I tumbled into Charlie Brown cartoon mode. In the cartoon which is viewed from kids perspective, whenever the parent’s talked all the TV audience heard was “Wa wa wa waaa”. I saw my boss’ lips moving but all I heard was Wa wa wa wa waaa wa. Wa wa waaa. I felt my brain child slipping away, my baby was not going to be birthed. Waaa wa waaa. I did my best to keep my body language from betraying my disappointment but that’s a difficult task when you feel your creation being dismissed, deemed unworthy. I struggled to bring my attention back, forced myself to hear the words my boss was speaking.
Waa, waa…Brilliant…wa waaaa, he said. Brilliant? Is that what I heard? My ears turned toward him like the ears of a puppy when tuning them to hear a faint sound more clearly.
“I think your idea is brilliant but”, is how he started then went on to say that the scope is too narrow, that the vision needs to be bigger, grander. We need to develop not just junior leaders but also leaders capable of becoming the next director, senior director, vice president. It turns out, the lack of leadership bench strength is something senior management had discussed a couple of months earlier and they had come to the same conclusion I had that a systematic program to develop leaders was needed but, to date, nothing was started. It was a forgotten discussion. A discussion forgotten by senior management, by my boss until my proposal triggered his memory. The difference in our two visions was that mine was catering to new leaders, junior leaders and theirs was focused on established leaders and senior leadership roles.

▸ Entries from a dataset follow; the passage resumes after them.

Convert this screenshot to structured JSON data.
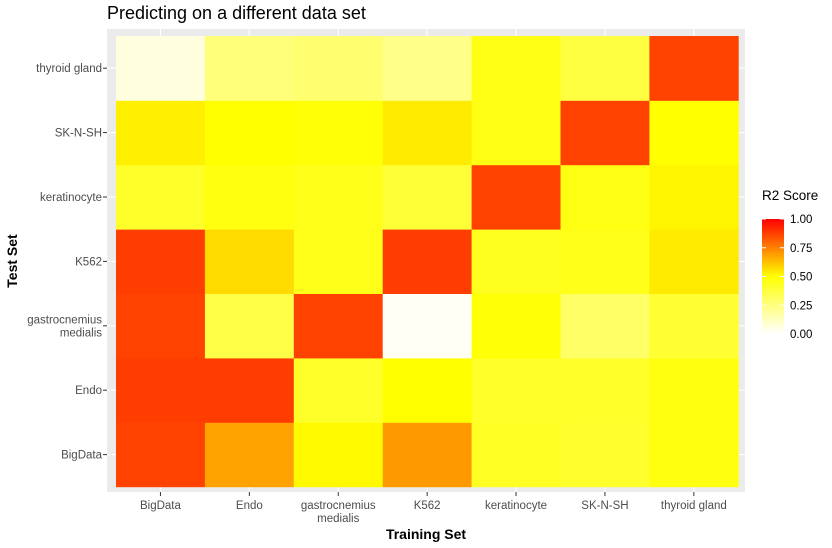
{
  "chart_data": {
    "type": "heatmap",
    "title": "Predicting on a different data set",
    "xlabel": "Training Set",
    "ylabel": "Test Set",
    "x_categories": [
      "BigData",
      "Endo",
      "gastrocnemius medialis",
      "K562",
      "keratinocyte",
      "SK-N-SH",
      "thyroid gland"
    ],
    "y_categories": [
      "BigData",
      "Endo",
      "gastrocnemius medialis",
      "K562",
      "keratinocyte",
      "SK-N-SH",
      "thyroid gland"
    ],
    "values": [
      [
        0.87,
        0.68,
        0.51,
        0.7,
        0.43,
        0.41,
        0.47
      ],
      [
        0.88,
        0.88,
        0.42,
        0.5,
        0.42,
        0.42,
        0.47
      ],
      [
        0.87,
        0.36,
        0.87,
        0.02,
        0.49,
        0.3,
        0.4
      ],
      [
        0.88,
        0.57,
        0.45,
        0.88,
        0.44,
        0.45,
        0.54
      ],
      [
        0.42,
        0.47,
        0.45,
        0.39,
        0.87,
        0.46,
        0.52
      ],
      [
        0.53,
        0.5,
        0.49,
        0.54,
        0.46,
        0.87,
        0.5
      ],
      [
        0.06,
        0.26,
        0.28,
        0.23,
        0.46,
        0.37,
        0.87
      ]
    ],
    "legend": {
      "title": "R2 Score",
      "ticks": [
        "1.00",
        "0.75",
        "0.50",
        "0.25",
        "0.00"
      ],
      "range": [
        0,
        1
      ],
      "position": "right"
    },
    "colors": {
      "low": "#ffffff",
      "mid": "#ffff00",
      "high": "#ff0000",
      "panel": "#ebebeb",
      "grid": "#ffffff"
    }
  }
}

I feel I have the skills necessary to nurture the junior but lack the experience required to grow senior leaders, those stationed two levels above my current position. Since their vision was out of the realm of what I feel qualified to teach, I would have to let go of my plan. I could take heart in the fact that I did have a similar vision to theirs. I could also take heart in the fact that, by preparing and presenting my material, the need for bench strength would again come to the forefront of senior management plans and the need I saw would be addressed.
“Okay”, I said to my boss, “I will just scrap my plans and let senior management take the reins.” “No”, he said. No? He went on to tell me that he was going to setup a meeting with the senior director next week to discuss leadership development and he wanted me to be part of the meeting, that he wanted me to be part of the program. He was telling me he believes in my ability to help grow leaders not just at the junior level but also at the senior ranks. He was telling me he sees in me a potential that I did not notice in myself.
What started out for me as euphoria before sinking into melancholy has resurfaced as enthusiastic anticipation. My baby just needs some additional gestation before being birthed. The mentoring my boss had just gifted to me reminded me of the words attributed to Daniel Hudson Burnham. “Make no little plans. They have no magic to stir men’s blood and probably will not themselves be realized.”